LA STAMPA di giovedì 18 agosto 2005 pubblica apagina 5 un articolo di Fiamma Nirenstein che riportiamo:
La Striscia di Gaza agonizza, ma la sua sorte sembra segnata da una pietosa accelerazione, dalla consolazione di un pianto dirotto e senza remore, mentre la temperatura scende di qualche grado e il vento sbatte palme e bouganvillee. Due terzi degli abitanti sono già usciti per sempre, con o senza le loro masserizie. È stato il giorno dell'abbraccio di due sofferenze, quella dei soldati che sradicavano e quella della gente sradicata, il giorno in cui si è visto che laicità e religione, sinistra e destra, possono ancora incontrarsi se sanno piangere insieme. È stato Morag il primo insediamento a essere sgomberato. L'ultimatum scade a mezzanotte, nessuno dorme. Chi prega, chi impacchetta, chi dice addio, chi discute in gruppo le ultime disposizioni, chi canta con la chitarra in mano.
Alla mattina presto sulla strada che unisce come un istmo il villaggio di 38 famiglie alla Strisci, a marcia una testuggine di soldati e poliziotti. Da tutte e due le parti si vedono le case palestinesi di Khan Yunes, a destra in fondo l’Egitto. I carri armati israeliani si aggirano fuori dal villaggio come rinoceronti; non si vedono, ma si sentono i rumori delle loro manovre. I poliziotti hanno berretti azzurri, niente armi, il casco in mano. Quando sono in vista scatta il piano di difesa degli abitanti rimasti dopo che martedì un terzo delle famiglie ha salutato l'insediamento con una cerimonia da naufraghi. Scattano i ragazzi infiltrati che dormivano nella sinagoga: corrono ai posti di combattimento, molti salgono sui tetti. In un momento è pronta una barriera di mattoni coperta di frasche e si leva il fumo puzzolente dei copertoni. Parentesi tragicomica: un uomo si affaccia e urla ai ragazzi una frase normale ma che qui suona anacronistica: «Come vi permettete, questa è casa mia, ci sono dei bambini». Spesso in questi giorni gli abitanti si sono trovati in contrasto con l'estremismo giovanile dei gruppi che dormono nelle tende.
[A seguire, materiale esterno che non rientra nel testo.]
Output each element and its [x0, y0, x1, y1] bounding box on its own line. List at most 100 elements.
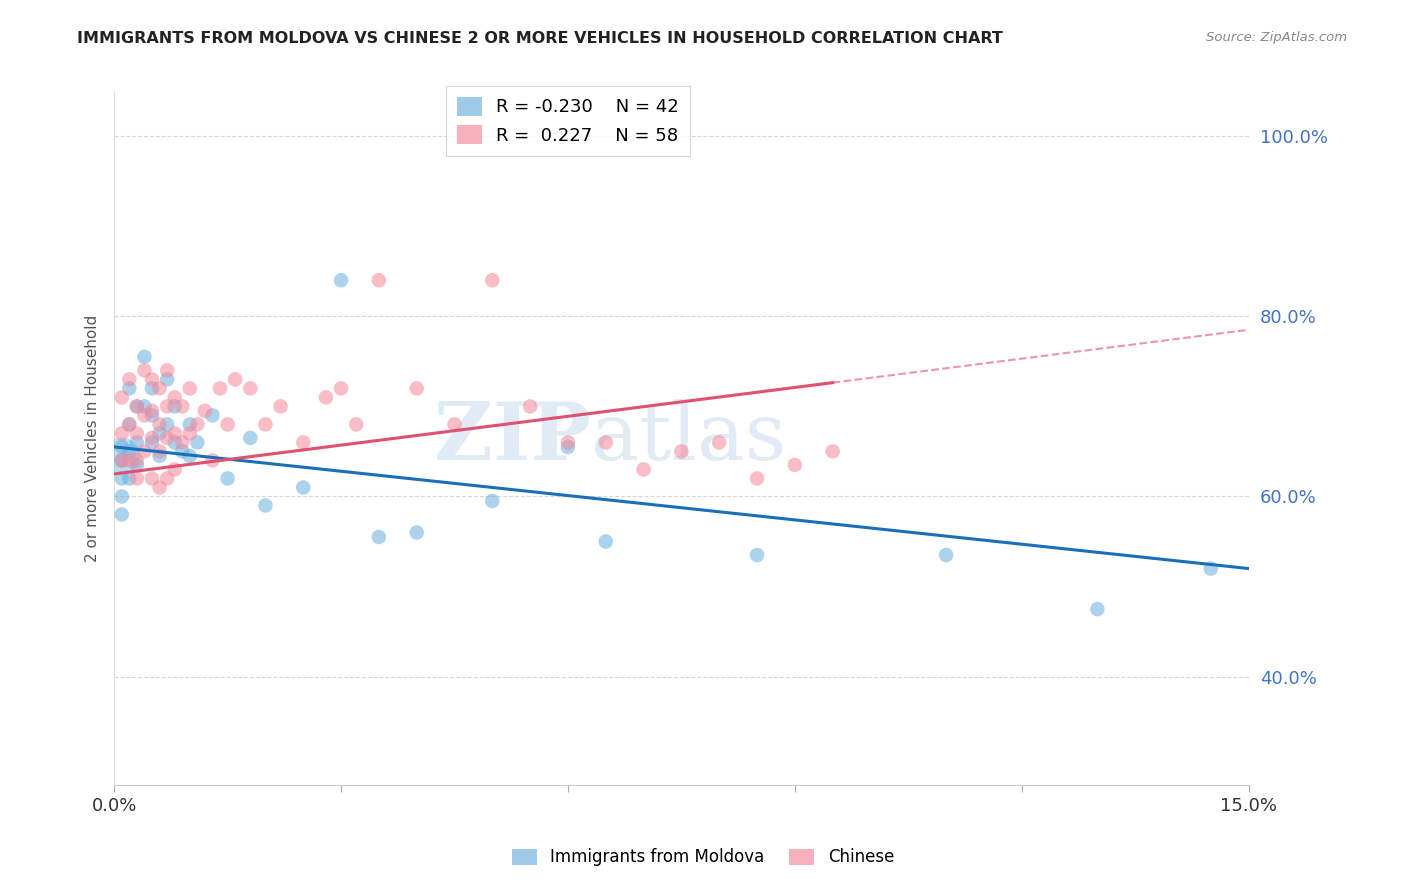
Legend: Immigrants from Moldova, Chinese: Immigrants from Moldova, Chinese — [505, 842, 901, 873]
Point — [111, 426, 134, 441]
Point — [179, 426, 201, 441]
Point — [201, 453, 224, 467]
Point — [405, 381, 427, 395]
Point — [405, 525, 427, 540]
Point — [156, 363, 179, 377]
Point — [148, 417, 170, 432]
Point — [254, 417, 277, 432]
Point — [118, 381, 141, 395]
Point — [141, 372, 163, 386]
Point — [118, 372, 141, 386]
Point — [141, 435, 163, 450]
Point — [172, 435, 194, 450]
Point — [172, 444, 194, 458]
Point — [270, 400, 292, 414]
Point — [141, 409, 163, 423]
Point — [111, 440, 134, 454]
Text: Source: ZipAtlas.com: Source: ZipAtlas.com — [1206, 31, 1347, 45]
Point — [156, 417, 179, 432]
Point — [367, 273, 389, 287]
Point — [519, 400, 541, 414]
Point — [557, 440, 579, 454]
Point — [156, 431, 179, 445]
Text: atlas: atlas — [591, 399, 786, 477]
Point — [125, 458, 148, 472]
Point — [134, 350, 156, 364]
Point — [111, 449, 134, 463]
Point — [821, 444, 844, 458]
Point — [709, 435, 731, 450]
Point — [134, 400, 156, 414]
Point — [481, 273, 503, 287]
Point — [595, 435, 617, 450]
Point — [239, 381, 262, 395]
Point — [254, 499, 277, 513]
Point — [745, 471, 768, 485]
Point — [344, 417, 367, 432]
Point — [148, 444, 170, 458]
Point — [118, 417, 141, 432]
Text: ZIP: ZIP — [433, 399, 591, 477]
Point — [481, 494, 503, 508]
Point — [125, 426, 148, 441]
Point — [186, 417, 208, 432]
Point — [292, 435, 315, 450]
Point — [367, 530, 389, 544]
Point — [148, 381, 170, 395]
Point — [163, 462, 186, 476]
Point — [239, 431, 262, 445]
Point — [141, 381, 163, 395]
Point — [125, 453, 148, 467]
Point — [111, 453, 134, 467]
Point — [179, 417, 201, 432]
Point — [111, 508, 134, 522]
Point — [292, 480, 315, 494]
Point — [125, 400, 148, 414]
Point — [125, 435, 148, 450]
Point — [745, 548, 768, 562]
Point — [224, 372, 246, 386]
Point — [148, 480, 170, 494]
Point — [156, 400, 179, 414]
Point — [141, 431, 163, 445]
Point — [148, 449, 170, 463]
Legend: R = -0.230    N = 42, R =  0.227    N = 58: R = -0.230 N = 42, R = 0.227 N = 58 — [446, 87, 690, 155]
Point — [172, 400, 194, 414]
Point — [118, 444, 141, 458]
Point — [443, 417, 465, 432]
Point — [141, 404, 163, 418]
Point — [595, 534, 617, 549]
Point — [148, 426, 170, 441]
Point — [557, 435, 579, 450]
Point — [111, 453, 134, 467]
Point — [179, 381, 201, 395]
Point — [125, 400, 148, 414]
Point — [783, 458, 806, 472]
Point — [134, 444, 156, 458]
Point — [111, 390, 134, 404]
Point — [163, 400, 186, 414]
Point — [141, 471, 163, 485]
Point — [118, 471, 141, 485]
Point — [186, 435, 208, 450]
Point — [935, 548, 957, 562]
Point — [134, 363, 156, 377]
Point — [209, 381, 232, 395]
Point — [156, 471, 179, 485]
Point — [179, 449, 201, 463]
Point — [111, 471, 134, 485]
Point — [118, 417, 141, 432]
Point — [163, 435, 186, 450]
Point — [315, 390, 337, 404]
Point — [118, 453, 141, 467]
Text: IMMIGRANTS FROM MOLDOVA VS CHINESE 2 OR MORE VEHICLES IN HOUSEHOLD CORRELATION C: IMMIGRANTS FROM MOLDOVA VS CHINESE 2 OR … — [77, 31, 1004, 46]
Point — [194, 404, 217, 418]
Point — [163, 426, 186, 441]
Point — [125, 471, 148, 485]
Point — [633, 462, 655, 476]
Point — [217, 471, 239, 485]
Point — [330, 381, 353, 395]
Y-axis label: 2 or more Vehicles in Household: 2 or more Vehicles in Household — [86, 314, 100, 562]
Point — [1199, 561, 1222, 575]
Point — [217, 417, 239, 432]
I soldati hanno ricevuto informazioni preoccupanti sulla possibilità che gruppi di Hamas siano appostati nelle case in vista della strada, bloccata dai giovani e piena di gente. Devono sbloccare la situazione in fretta e ci riescono. Le donne gridano: «Soldato disubbidisci, non ti vergogni, vigliacco, un ebreo non deporta un ebreo». Sono gli insulti e le invocazioni che i soldati hanno imparato a sopportare nel corso di esercitazioni realistiche fino al dramma. Entrano, comincia lo sgombero di un villaggio che vuole ancora far finta di essere vivo.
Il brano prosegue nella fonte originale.